Writer's picture: Leah JonesLeah Jones

It has been hard to stop talking about the actual conversion long enough to write about it. So here it goes….

It started at an unfamiliar shul in the suburbs. Barbara and I made good time and got there right after all of my rabbis & my cantor. They took some time to get settled into the room for the beit din and I paced in the hallway and tried to have a normal conversation, but just felt my heart pounding. “Give us two minutes, then you can come up.”

Now it isn’t like I was sitting across the table from strangers, from people who haven’t had conversations with me, from people who didn’t teach me about judaism. But anytime I sit across the table from three people, I feel like I’m being judged. And I was–although they don’t let you get to the beit din if you aren’t actually ready for the beit din.

They asked me questions that I’d heard them mention in other places before. Who might have a problem with this? Do you have any misgivings? And then they explained that Rabbi Z forgot the Rabbi’s manual and they were trying to come up with the six questions. They remembered four and I remembered a fifth, but the sixth escaped all of us momentarily.

Then we signed a certificate and they all teased each other about their hebrew handwriting. “You call that a heh?” It was a little surreal.

Then it was off to the mikvah. I should mention that in addition to the beit din, I was with two friends who are also Jews By Choice. We all crammed into the waiting room at the mikvah and Carol, the administrator, explained everything. What I most appreciated was her distinction that the mikvah is not about purity or cleanliness, but a separation in time. It is a legal ceremony, a civil ceremony, making the separation between my life as a gentile and my life as a jew.

Then I took a shower, washed my hair, scrubbed up good, brushed and flossed my teeth. And then I did not dry off. This was a fascinating part to me. You don’t dry off, because you want to take some of your life before (represented by the droplets of water) into your new life (represented by the mikvah waters). You can’t tell what water is from the past and what is from your new life–just like you can’t separate the last 28 years from the next 28 years.

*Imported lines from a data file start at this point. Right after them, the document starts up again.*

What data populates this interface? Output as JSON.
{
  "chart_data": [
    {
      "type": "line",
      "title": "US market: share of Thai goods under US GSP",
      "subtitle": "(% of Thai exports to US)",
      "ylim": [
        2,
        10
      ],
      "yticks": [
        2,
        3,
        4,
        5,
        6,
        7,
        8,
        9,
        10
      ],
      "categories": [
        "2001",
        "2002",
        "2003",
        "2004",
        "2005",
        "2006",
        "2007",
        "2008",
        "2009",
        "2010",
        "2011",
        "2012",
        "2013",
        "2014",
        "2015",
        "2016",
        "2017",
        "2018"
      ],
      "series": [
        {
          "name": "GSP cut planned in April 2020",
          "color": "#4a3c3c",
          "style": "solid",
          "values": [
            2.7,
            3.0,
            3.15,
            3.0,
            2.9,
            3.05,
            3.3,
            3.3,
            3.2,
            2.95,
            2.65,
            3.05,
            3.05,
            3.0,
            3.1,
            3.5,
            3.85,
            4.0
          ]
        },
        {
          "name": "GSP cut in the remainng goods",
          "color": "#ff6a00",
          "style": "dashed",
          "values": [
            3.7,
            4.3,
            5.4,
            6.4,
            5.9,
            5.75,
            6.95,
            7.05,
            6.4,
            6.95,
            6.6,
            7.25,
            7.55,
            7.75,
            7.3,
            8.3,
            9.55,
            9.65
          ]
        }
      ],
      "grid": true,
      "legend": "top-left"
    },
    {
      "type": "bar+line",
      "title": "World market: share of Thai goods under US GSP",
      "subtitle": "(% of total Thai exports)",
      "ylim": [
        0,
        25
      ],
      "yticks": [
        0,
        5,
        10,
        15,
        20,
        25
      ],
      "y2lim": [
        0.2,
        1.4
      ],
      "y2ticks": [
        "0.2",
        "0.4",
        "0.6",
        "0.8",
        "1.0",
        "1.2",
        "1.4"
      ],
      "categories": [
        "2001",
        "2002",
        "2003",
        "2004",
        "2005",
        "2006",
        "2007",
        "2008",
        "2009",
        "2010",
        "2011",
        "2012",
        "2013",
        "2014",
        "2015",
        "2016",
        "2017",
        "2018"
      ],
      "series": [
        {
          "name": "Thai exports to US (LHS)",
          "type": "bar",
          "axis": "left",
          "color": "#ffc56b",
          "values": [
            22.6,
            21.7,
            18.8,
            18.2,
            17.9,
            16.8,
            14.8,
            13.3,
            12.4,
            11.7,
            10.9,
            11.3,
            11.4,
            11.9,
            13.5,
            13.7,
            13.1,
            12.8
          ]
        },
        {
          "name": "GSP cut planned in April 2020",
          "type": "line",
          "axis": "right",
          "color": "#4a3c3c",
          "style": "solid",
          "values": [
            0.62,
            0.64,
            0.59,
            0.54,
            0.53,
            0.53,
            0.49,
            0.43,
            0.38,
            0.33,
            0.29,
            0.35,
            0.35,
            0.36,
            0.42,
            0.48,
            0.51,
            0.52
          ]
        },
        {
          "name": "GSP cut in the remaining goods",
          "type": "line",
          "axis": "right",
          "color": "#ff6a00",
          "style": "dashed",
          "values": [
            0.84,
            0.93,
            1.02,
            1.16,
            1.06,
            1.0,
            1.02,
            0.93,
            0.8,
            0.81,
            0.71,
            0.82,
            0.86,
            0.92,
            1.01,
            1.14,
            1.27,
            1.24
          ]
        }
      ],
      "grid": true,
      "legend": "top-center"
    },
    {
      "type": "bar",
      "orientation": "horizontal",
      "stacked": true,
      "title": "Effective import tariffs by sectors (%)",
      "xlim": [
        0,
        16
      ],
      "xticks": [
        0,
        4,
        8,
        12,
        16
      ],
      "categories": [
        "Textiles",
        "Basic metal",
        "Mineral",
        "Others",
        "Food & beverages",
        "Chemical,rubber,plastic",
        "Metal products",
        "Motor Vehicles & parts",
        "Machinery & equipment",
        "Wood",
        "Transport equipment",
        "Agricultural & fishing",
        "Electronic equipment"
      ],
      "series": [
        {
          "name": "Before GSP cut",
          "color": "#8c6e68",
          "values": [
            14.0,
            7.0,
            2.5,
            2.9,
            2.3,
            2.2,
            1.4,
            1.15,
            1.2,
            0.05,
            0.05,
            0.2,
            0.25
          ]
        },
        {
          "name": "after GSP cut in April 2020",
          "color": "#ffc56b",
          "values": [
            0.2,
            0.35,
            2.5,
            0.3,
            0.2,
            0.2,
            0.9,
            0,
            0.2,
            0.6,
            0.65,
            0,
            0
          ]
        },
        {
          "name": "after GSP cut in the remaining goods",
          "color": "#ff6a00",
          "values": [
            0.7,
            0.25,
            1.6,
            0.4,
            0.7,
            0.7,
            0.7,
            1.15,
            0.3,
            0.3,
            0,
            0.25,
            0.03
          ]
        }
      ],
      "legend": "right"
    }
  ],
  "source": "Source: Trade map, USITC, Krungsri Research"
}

Then there are the three immersions and the three blessings. I have to say, I completely forgot that I was naked in front of a stranger. It never crossed my mind. She was so good about protecting my modesty and it was such a sacred time, that being naked wasn’t even a thing.

WHen I got into the water I noticed and said, “Oooh, this water is extra boyant.” But I was thinking today–maybe all water feels that way, but I’m never naked in a still, warm, deep pool of water. I’m naked in showers or in too small bathtubs (and once in Lake Michigan), but I’m never naked in lovely, warm, still water. Maybe all water is extra boyant when you are naked.

Then I was given the option of saying the Shema after the second immersion, which is typically a time for silent reflection. I went with it–the shema I know, silent prayer doesn’t always come to me. The first blessing I don’t remember–it was something about mitzvah and causing us to something, be jews maybe? Then the second was the shema and the third was the Shehechyanu–a blessing for new things.

Then I was a jew. Simple as that. I was shaking, I was on a natural high, I was buzzed, but I didn’t cry. I expected to, but I didn’t. I got out and got dry quickly and joined all my friends in the waiting room. Carol told me that I could come back if I had reason to–a special occasion, a moment to mark.

Then we went and ate falafels. Just the three of us, the jews by choice. Talking about a lot of things and our conversions. Sitting in the middle of the Pita Inn with a mezuzah on the table, Brad in a kippah, my hair wet from the mikvah, talking about being jews.

There you go, the short of it. How I became a Jew on Wednesday morning.